TI-S2

Meten aan een filter

Als er een dataverbinding van de ene module naar de andere module loopt is het niet denkbeeldig dat de verbindingsdraden storingen oppikken. Er zijn altijd stoorsignalen in de buurt, mensen die aan het bellen zijn, apparatuur die storingen de ether in sturen, enzovoort. Als de stoorsignalen bestaan uit hoge frequenties kunnen deze tegengehouden worden met een filter dat alleen lage frequenties doorlaat. Bij het volgende onderdeel ga je die maken en er aan meten.

Een condensator is voor wisselspanning een weerstand die afhankelijk is van de frequentie. Als je deze “frequentie-afhankelijke weerstand” in een spanningsdeling plaatst met een “gewone” weerstand heb je een filter.
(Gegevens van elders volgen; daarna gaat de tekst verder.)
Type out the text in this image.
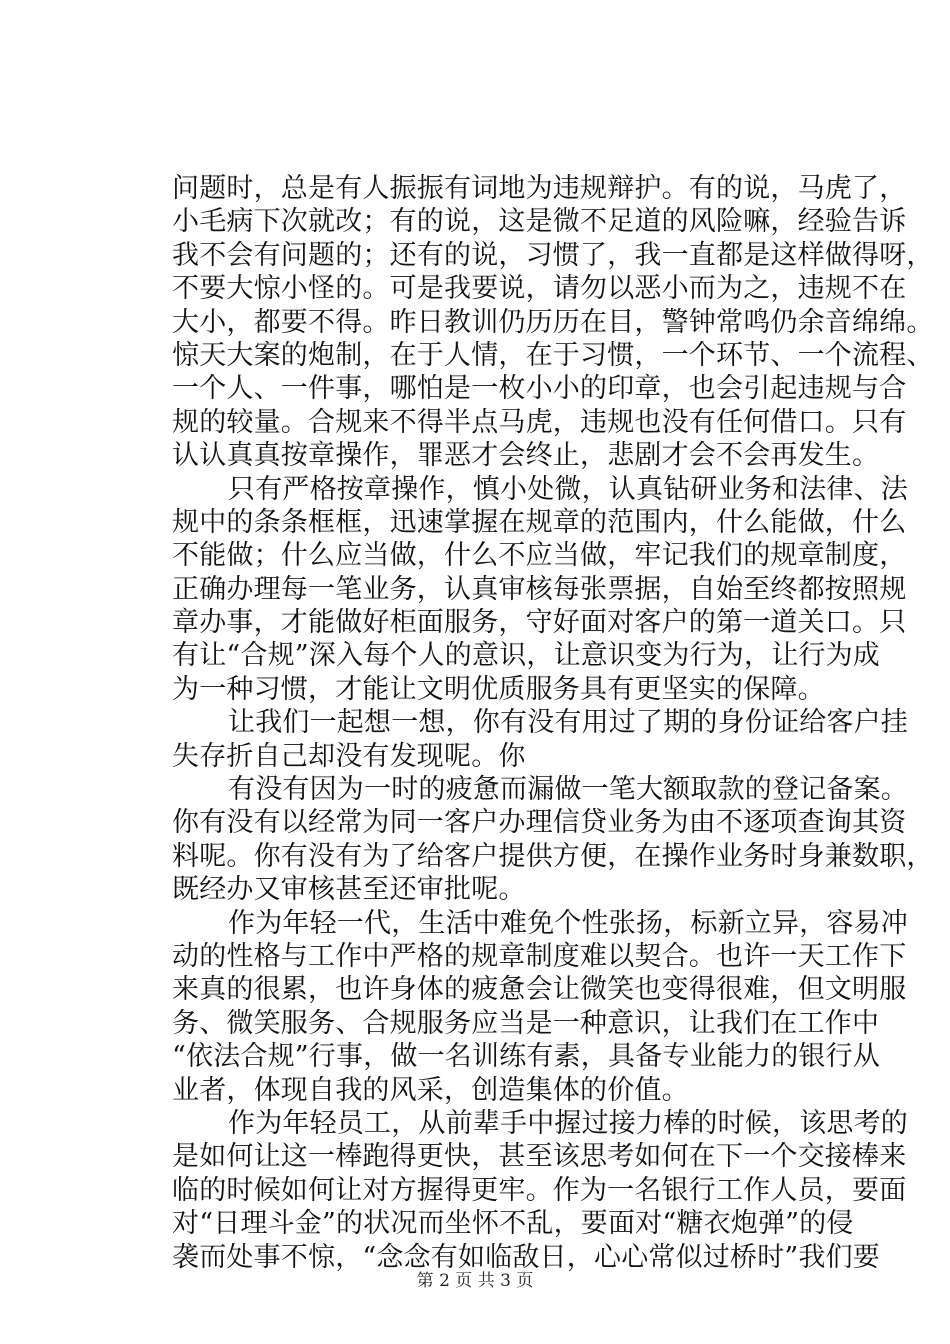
问题时，总是有人振振有词地为违规辩护。有的说，马虎了，
小毛病下次就改；有的说，这是微不足道的风险嘛，经验告诉
我不会有问题的；还有的说，习惯了，我一直都是这样做得呀，
不要大惊小怪的。可是我要说，请勿以恶小而为之，违规不在
大小，都要不得。昨日教训仍历历在目，警钟常鸣仍余音绵绵。
惊天大案的炮制，在于人情，在于习惯，一个环节、一个流程、
一个人、一件事，哪怕是一枚小小的印章，也会引起违规与合
规的较量。合规来不得半点马虎，违规也没有任何借口。只有
认认真真按章操作，罪恶才会终止，悲剧才会不会再发生。
只有严格按章操作，慎小处微，认真钻研业务和法律、法
规中的条条框框，迅速掌握在规章的范围内，什么能做，什么
不能做；什么应当做，什么不应当做，牢记我们的规章制度，
正确办理每一笔业务，认真审核每张票据，自始至终都按照规
章办事，才能做好柜面服务，守好面对客户的第一道关口。只
有让“合规”深入每个人的意识，让意识变为行为，让行为成
为一种习惯，才能让文明优质服务具有更坚实的保障。
让我们一起想一想，你有没有用过了期的身份证给客户挂
失存折自己却没有发现呢。你
有没有因为一时的疲惫而漏做一笔大额取款的登记备案。
你有没有以经常为同一客户办理信贷业务为由不逐项查询其资
料呢。你有没有为了给客户提供方便，在操作业务时身兼数职，
既经办又审核甚至还审批呢。
作为年轻一代，生活中难免个性张扬，标新立异，容易冲
动的性格与工作中严格的规章制度难以契合。也许一天工作下
来真的很累，也许身体的疲惫会让微笑也变得很难，但文明服
务、微笑服务、合规服务应当是一种意识，让我们在工作中
“依法合规”行事，做一名训练有素，具备专业能力的银行从
业者，体现自我的风采，创造集体的价值。
作为年轻员工，从前辈手中握过接力棒的时候，该思考的
是如何让这一棒跑得更快，甚至该思考如何在下一个交接棒来
临的时候如何让对方握得更牢。作为一名银行工作人员，要面
对“日理斗金”的状况而坐怀不乱，要面对“糖衣炮弹”的侵
袭而处事不惊，“念念有如临敌日，心心常似过桥时”我们要
第 2 页 共 3 页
Lage frequenties worden doorgelaten, hoge frequenties (storingen) worden gedempt (= minder goed doorgelaten).

Het filter

Het laagdoorlaatfilter bestaat uit twee componenten, een weerstand en een gele condensator die op het protobordje zijn aangebracht. Vergis je bij het aansluiten niet in de plaats van de weerstand en de condensator, dan maak je een hoogdoorlaatfilter.

RC filter

Aansluiten van de meetdraden voor de meting

Sluit die volgens het bovenstaande volgende schema aan.

Sluit de drie meetkabels aan op de PicoScope. Voor de meting maak je gebruik van de toongenerator/signaalgenerator van de PicoScope (uitgang op de PicoScope naast de A en de B).

Dit bronsignaal wordt (op het protobordje) op kanaal A van de oscilloscoop aangesloten. Het signaal wordt ook op de weerstand (=ingang) van het laagdoorlaatfilter aangesloten. De uitgang van het filter (= knooppunt van weerstand en gele condensator) gaat naar kanaal B van de oscilloscoop. Zo zie je het originele toonsignaal op A en het gefilterde signaal op B.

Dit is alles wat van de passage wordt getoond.